One pretty big handful of salt you need to take when reading ZFS documentation on cache, etc. is that it was originally designed for enterprise storage arrays, and that’s the context a lot of the documentation was written for. These enterprise arrays are normally serving hundreds or thousands of users - not a handful in a home environment.

The less users you have, in general the less effective cache is. And archival type use (which is more write heavy than repeated read of same data) doesn’t get much benefit from cache either.

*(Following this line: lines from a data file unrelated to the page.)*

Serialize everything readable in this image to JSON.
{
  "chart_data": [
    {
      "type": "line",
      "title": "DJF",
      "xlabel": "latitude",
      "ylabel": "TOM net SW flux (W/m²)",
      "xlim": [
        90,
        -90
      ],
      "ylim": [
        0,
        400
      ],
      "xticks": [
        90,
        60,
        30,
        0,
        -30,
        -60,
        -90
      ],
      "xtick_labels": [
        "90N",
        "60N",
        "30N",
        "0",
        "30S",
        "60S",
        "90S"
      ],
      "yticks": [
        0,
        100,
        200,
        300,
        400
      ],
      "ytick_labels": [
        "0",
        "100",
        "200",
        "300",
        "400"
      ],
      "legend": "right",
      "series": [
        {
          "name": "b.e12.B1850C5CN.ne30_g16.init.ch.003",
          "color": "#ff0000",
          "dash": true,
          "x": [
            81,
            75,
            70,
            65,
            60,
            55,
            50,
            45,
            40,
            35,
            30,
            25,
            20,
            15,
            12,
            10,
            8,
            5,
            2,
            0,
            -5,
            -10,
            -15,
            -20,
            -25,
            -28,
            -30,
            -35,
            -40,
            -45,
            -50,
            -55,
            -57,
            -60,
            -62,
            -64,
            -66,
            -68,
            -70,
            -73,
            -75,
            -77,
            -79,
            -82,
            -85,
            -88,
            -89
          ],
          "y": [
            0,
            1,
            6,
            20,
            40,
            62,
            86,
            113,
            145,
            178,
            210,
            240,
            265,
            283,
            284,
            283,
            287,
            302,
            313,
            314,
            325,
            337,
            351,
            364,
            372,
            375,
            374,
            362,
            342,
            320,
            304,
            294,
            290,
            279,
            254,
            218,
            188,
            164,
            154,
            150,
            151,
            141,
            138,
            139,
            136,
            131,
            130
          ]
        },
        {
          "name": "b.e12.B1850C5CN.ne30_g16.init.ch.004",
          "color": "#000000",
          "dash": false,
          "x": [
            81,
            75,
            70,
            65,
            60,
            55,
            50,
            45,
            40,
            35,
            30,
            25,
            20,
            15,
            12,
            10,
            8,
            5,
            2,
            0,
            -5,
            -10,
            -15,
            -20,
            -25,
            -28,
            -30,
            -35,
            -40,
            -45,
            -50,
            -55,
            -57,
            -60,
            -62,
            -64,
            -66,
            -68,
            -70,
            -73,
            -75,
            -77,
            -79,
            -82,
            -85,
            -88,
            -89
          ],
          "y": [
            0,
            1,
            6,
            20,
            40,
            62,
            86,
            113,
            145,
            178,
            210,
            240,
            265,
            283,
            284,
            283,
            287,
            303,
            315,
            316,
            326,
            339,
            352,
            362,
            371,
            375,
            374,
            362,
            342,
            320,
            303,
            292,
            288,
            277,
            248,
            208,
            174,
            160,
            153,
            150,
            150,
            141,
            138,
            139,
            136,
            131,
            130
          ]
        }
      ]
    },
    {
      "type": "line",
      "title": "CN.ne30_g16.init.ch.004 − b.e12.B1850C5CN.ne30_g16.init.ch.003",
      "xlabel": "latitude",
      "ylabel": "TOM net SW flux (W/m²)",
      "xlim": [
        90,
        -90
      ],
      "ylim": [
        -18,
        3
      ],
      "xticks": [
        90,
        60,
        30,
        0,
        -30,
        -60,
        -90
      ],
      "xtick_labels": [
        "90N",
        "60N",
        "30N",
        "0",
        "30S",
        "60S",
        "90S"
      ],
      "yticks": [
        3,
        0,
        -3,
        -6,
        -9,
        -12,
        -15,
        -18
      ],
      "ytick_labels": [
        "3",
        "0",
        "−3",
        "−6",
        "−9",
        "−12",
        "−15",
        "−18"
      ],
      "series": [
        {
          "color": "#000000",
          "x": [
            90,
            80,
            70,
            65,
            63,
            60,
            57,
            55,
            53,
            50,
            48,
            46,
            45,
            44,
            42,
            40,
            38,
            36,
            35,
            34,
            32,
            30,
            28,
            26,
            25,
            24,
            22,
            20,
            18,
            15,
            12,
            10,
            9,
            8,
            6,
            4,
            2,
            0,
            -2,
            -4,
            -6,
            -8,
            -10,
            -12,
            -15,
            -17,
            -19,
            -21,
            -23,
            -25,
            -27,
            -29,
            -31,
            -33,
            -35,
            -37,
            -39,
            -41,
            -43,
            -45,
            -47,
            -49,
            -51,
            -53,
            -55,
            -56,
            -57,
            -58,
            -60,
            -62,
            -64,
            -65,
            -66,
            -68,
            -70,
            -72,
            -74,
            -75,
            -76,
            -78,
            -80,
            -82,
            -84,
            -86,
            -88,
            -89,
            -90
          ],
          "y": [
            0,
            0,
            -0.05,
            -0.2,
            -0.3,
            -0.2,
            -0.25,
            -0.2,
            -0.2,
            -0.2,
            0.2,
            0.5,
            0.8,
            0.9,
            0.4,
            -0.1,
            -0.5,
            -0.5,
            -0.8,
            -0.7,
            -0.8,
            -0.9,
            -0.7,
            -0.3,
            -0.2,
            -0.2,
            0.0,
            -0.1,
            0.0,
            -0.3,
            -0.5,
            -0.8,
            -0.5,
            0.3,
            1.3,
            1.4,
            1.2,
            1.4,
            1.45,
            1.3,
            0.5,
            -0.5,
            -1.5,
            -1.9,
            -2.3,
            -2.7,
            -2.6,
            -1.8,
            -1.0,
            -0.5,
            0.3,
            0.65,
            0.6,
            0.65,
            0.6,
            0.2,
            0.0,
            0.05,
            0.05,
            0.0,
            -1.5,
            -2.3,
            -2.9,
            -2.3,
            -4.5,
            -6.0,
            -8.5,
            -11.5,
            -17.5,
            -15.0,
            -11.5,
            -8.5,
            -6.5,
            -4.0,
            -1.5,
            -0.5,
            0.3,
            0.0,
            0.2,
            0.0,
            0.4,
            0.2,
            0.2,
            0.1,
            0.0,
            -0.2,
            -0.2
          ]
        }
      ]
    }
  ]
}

That’s why i’m suggesting to just use RAM and not bother with a ZIL or L2ARC on SSD. I just think that the benefit vs. additional complexity and losing an SSD you could do something more productive with (like run more of your “current” data/games/whatever or OS off it at SSD speed) wouldn’t be worth it.

If you have the time, experiment with a couple of configs before committing to it and see for yourself whether or not the benefits are there for what you’re doing with it.

However for my use case (basically archival / media dump NAS - sound similar to me, to what you’d be doing) i got away with an ancient AMD APU with 2GB of RAM running FreeNAS (yeah i didn’t meet their recommended spec!) and 2x 2 drive mirrors for a while. I added another 8 GB (so it has 10 GB in total) and have been happy enough with the performance for what it does ever since. The extra RAM made bugger all difference to performance that i can remember, however i could then run plugins on it for transmission, plex, etc.).

I’m due to replace the thing, but not out of performance requirements, just purely because the hardware is ancient and i don’t want to rely on it

system · December 6, 2020, 9:13pm

This topic was automatically closed 273 days after the last reply. New replies are no longer allowed.